We are free to choose any number of moles we wish as long as the methane (CH4) and ethane (C2H6) are equi-molar. Equi-molar simply means there must be the same number of moles of methane as there are moles of ethane. Being free to choose allows us to select one mole of each.
Applying this and the other conditions of the problem allows us to calculate the volume of the gas
P = 700 mmHg = (700/760)atm = 0.921 atm
n = 2 moles (1 mole CH4 + 1 mole C2H6 = 2 mole of gas)
T = 100 deg C = 373.15 K
R = 0.0821 (L atm)/(mol K)
Solving PV = nRT for V results in V = (nRT)/P
V = (2mol)X(0.0821 L atm/mol K)X(373.15K)/0.921 atm
V = 66.5 L
To get the density we must know the mass of the gas.
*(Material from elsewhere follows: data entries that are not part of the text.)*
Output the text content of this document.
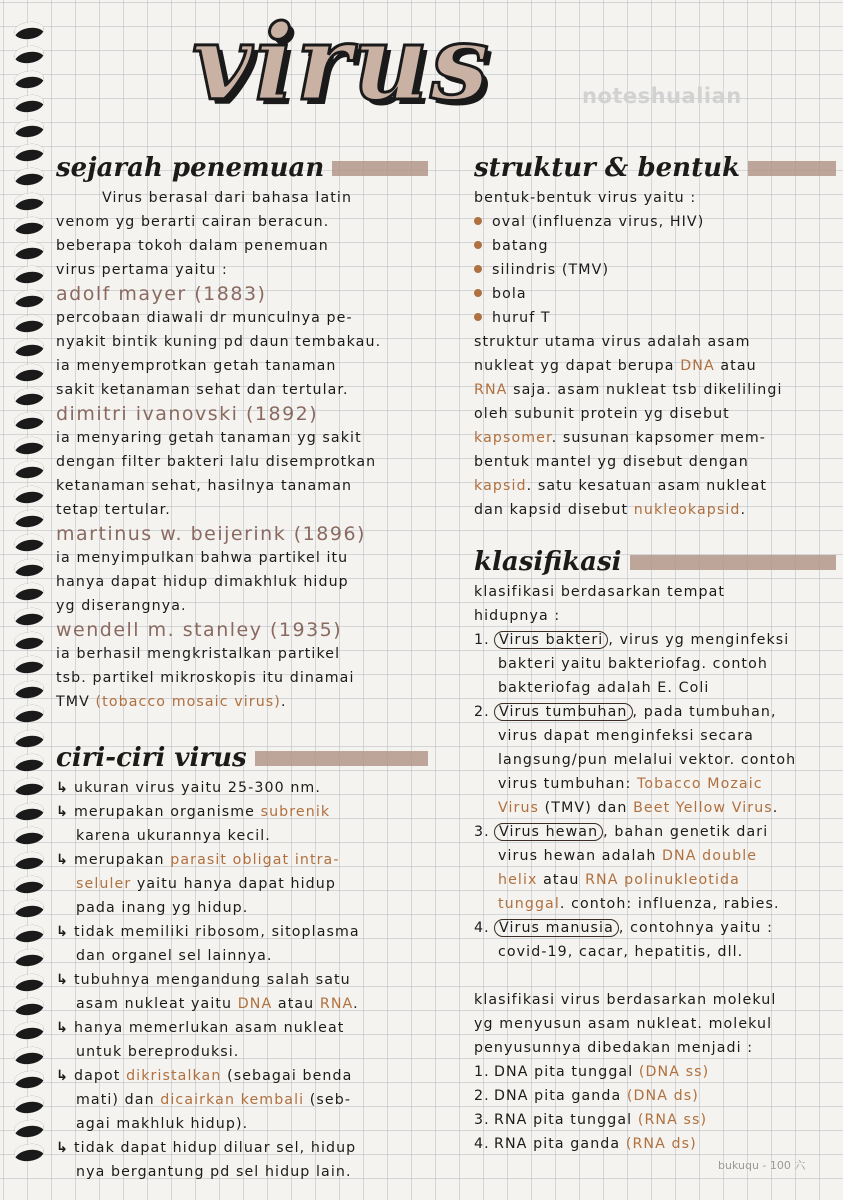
virus	noteshualian
sejarah penemuan
Virus berasal dari bahasa latin
venom yg berarti cairan beracun.
beberapa tokoh dalam penemuan
virus pertama yaitu :
adolf mayer (1883)
percobaan diawali dr munculnya pe-
nyakit bintik kuning pd daun tembakau.
ia menyemprotkan getah tanaman
sakit ketanaman sehat dan tertular.
dimitri ivanovski (1892)
ia menyaring getah tanaman yg sakit
dengan filter bakteri lalu disemprotkan
ketanaman sehat, hasilnya tanaman
tetap tertular.
martinus w. beijerink (1896)
ia menyimpulkan bahwa partikel itu
hanya dapat hidup dimakhluk hidup
yg diserangnya.
wendell m. stanley (1935)
ia berhasil mengkristalkan partikel
tsb. partikel mikroskopis itu dinamai
TMV (tobacco mosaic virus).
ciri-ciri virus
↳ ukuran virus yaitu 25-300 nm.
↳ merupakan organisme subrenik
karena ukurannya kecil.
↳ merupakan parasit obligat intra-
seluler yaitu hanya dapat hidup
pada inang yg hidup.
↳ tidak memiliki ribosom, sitoplasma
dan organel sel lainnya.
↳ tubuhnya mengandung salah satu
asam nukleat yaitu DNA atau RNA.
↳ hanya memerlukan asam nukleat
untuk bereproduksi.
↳ dapot dikristalkan (sebagai benda
mati) dan dicairkan kembali (seb-
agai makhluk hidup).
↳ tidak dapat hidup diluar sel, hidup
nya bergantung pd sel hidup lain.
struktur & bentuk
bentuk-bentuk virus yaitu :
oval (influenza virus, HIV)
batang
silindris (TMV)
bola
huruf T
struktur utama virus adalah asam
nukleat yg dapat berupa DNA atau
RNA saja. asam nukleat tsb dikelilingi
oleh subunit protein yg disebut
kapsomer. susunan kapsomer mem-
bentuk mantel yg disebut dengan
kapsid. satu kesatuan asam nukleat
dan kapsid disebut nukleokapsid.
klasifikasi
klasifikasi berdasarkan tempat
hidupnya :
1. Virus bakteri , virus yg menginfeksi
bakteri yaitu bakteriofag. contoh
bakteriofag adalah E. Coli
2. Virus tumbuhan , pada tumbuhan,
virus dapat menginfeksi secara
langsung/pun melalui vektor. contoh
virus tumbuhan: Tobacco Mozaic
Virus (TMV) dan Beet Yellow Virus.
3. Virus hewan , bahan genetik dari
virus hewan adalah DNA double
helix atau RNA polinukleotida
tunggal. contoh: influenza, rabies.
4. Virus manusia , contohnya yaitu :
covid-19, cacar, hepatitis, dll.
klasifikasi virus berdasarkan molekul
yg menyusun asam nukleat. molekul
penyusunnya dibedakan menjadi :
1. DNA pita tunggal (DNA ss)
2. DNA pita ganda (DNA ds)
3. RNA pita tunggal (RNA ss)
4. RNA pita ganda (RNA ds)
bukuqu - 100 六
This can be obtained by calculating the molar mass of each of the gasses.
The 1 mole of CH4 has a mass of 12.01g + 4(1.008g) =16.042 g
The 1 mole of C2H6 has a mass of 2(12.01g) + 6(1.008g) = 30.068 g
The total mass of the gas is thus 16.042g + 30.068g = 46.11 g
The density is determined from D = m/V = 46.11g/66.5L
D = 0.693 g/L.
Some attention should be given to the number of significant digits in the problem. There is some ambiguity in the problem concerning the number of signficant digit in each of the stated quantities, and thus the answer may need to be rounded to the nearest tenth of a gram/L.